Sexta-feira, 29 de maio de 2026
Por Redação O Sul | 15 de julho de 2018
O pré-candidato do PDT ao Palácio do Planalto, Ciro Gomes, acertou com líderes dos partidos do chamado Centrão – que reúne DEM, PP, Solidariedade e PRB – que tentará ajustar, no prazo mais curto possível, propostas comuns, principalmente na área econômica, que viabilizem o apoio das legendas a sua candidatura.
No encontro, não houve definição de aliança, mas, de acordo com um dos participantes, as conversas “afunilaram mais” em torno do nome de Ciro.
O grupo, visto como fiel da balança na disputa ao Palácio do Planalto, busca fechar apoio a um dos candidatos antes das convenções, que começam no próximo dia 20. O presidenciável tucano, Geraldo Alckmin, também negocia com partidos do bloco.
A reunião durou cerca de três horas e ocorreu na casa do empresário Benjamin Steinbruch, em São Paulo. Filiado ao PP, o empresário já foi cotado para ser vice na chapa do pedetista.
Novos encontros estão previstos para esta semana. Um deles deve ser com representantes do PR, que já integrou o Centão, mas que, no momento negocia com o pré-candidato do PSL, Jair Bolsonaro. Temer já avisou aos aliados que não admite que eles apoiem Ciro Gomes que, recentemente, o chamou de “quadrilheiro” e “ladrão”. As ameaças, externadas pelo ministro-chefe da Secretaria de Governo, Carlos Marun, no entanto, não tiveram efeito.
As principais resistências ao apoio a Ciro continuam vindo da parte do DEM, na ala comandada pelo prefeito de Salvador (BA), ACM Neto, e do PRB, que tem à frente o ex-ministro Marcos Pereira e ainda mantém o domínio sobre o Ministério do Desenvolvimento, Indústria e Comércio.
Participaram da reunião em São Paulo, além de ACM Neto e Marcos Pereira, os presidentes do PP, Ciro Nogueira, e do Solidariedade, Paulinho da Força, e do PDT, Carlos Lupi, e também o presidente da Câmara dos Deputados, Rodrigo Maia (DEM-RJ).
Na reunião, os líderes partidários foram unânimes em dizer que, se o governo se estressar, que leve os ministérios e os cargos. Outro participante do encontro afirmou que eles não estão preocupados com a ameaça do governo.
Outros temas que estavam em discussão eram as alianças regionais, a possibilidade de vice na chapa e uma articulação para a eleição da presidência da Câmara a partir de 2019.

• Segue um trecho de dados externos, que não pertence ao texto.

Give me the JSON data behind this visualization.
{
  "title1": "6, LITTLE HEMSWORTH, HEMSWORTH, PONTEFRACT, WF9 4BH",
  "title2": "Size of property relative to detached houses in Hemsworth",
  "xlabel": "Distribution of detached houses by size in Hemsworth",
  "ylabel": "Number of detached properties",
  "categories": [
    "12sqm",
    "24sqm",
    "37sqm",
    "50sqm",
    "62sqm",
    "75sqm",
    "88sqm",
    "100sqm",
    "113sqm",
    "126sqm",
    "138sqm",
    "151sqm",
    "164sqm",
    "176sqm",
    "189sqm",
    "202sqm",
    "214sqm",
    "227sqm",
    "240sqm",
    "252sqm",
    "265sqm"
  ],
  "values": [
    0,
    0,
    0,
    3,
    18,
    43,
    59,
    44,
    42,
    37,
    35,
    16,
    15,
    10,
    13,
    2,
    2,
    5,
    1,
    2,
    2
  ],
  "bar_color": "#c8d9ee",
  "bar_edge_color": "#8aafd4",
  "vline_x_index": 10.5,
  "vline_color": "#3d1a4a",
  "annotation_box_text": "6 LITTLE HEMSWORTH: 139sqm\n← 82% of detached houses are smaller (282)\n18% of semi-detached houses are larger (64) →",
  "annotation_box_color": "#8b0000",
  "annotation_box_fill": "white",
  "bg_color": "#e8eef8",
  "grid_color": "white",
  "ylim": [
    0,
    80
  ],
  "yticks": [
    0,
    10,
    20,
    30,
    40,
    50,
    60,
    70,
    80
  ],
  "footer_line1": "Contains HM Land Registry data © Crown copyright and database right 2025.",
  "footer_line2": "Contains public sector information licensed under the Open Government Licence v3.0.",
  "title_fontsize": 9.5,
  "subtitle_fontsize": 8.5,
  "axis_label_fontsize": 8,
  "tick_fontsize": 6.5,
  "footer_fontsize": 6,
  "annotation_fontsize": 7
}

O Centrão, que agora também é chamado de “Blocão”, compõe a terceira bancada da Câmara, com 49 deputados, de quatro partidos, todos da base do presidente Michel Temer. O PP é o maior partido do bloco e controla os ministérios da Saúde, Cidades e Agricultura – com orçamentos que, juntos, somam R$ 153,5 bilhões -, além de ter o comando da Caixa Econômica Federal.
Economia
Os pontos considerados mais importantes a serem “ajustados” entre o bloco e Ciro Gomes são em relação às reformas da Previdência e trabalhista, além das regras para a manutenção do equilíbrio fiscal. Acertaram, então, que Centrão e Ciro elaborarão as suas pautas econômicas e, se possível, ainda nesta semana, vão avaliar os pontos em comum e divergentes, para que cheguem a um discurso unificado, ou o mais próximo possível.
Ao citar as divergências, um dos integrantes do Blocão, lembrou que Ciro Gomes falou em revogar reforma trabalhista aprovada pelo governo de Temer e, no caso da previdenciária, há divergência na forma de como encarar e combater o seu déficit.
Juntos, os partidos do Blocão têm, no mínimo, 4 minutos e 12 segundos por dia no horário eleitoral de rádio e TV, que começa em 31 de agosto. O cálculo feito na reunião é que, se somar isso ao PDT e ao PSB, o tempo sobe para mais de seis minutos. Outra avaliação é que os partidos do Blocão têm palanques importantes, principalmente no Nordeste e no Sudeste Embora o maior partido do grupo seja o PP, a força do DEM pode ser medida pelo comando da Câmara, zona de influência que a sigla quer manter na próxima legislatura.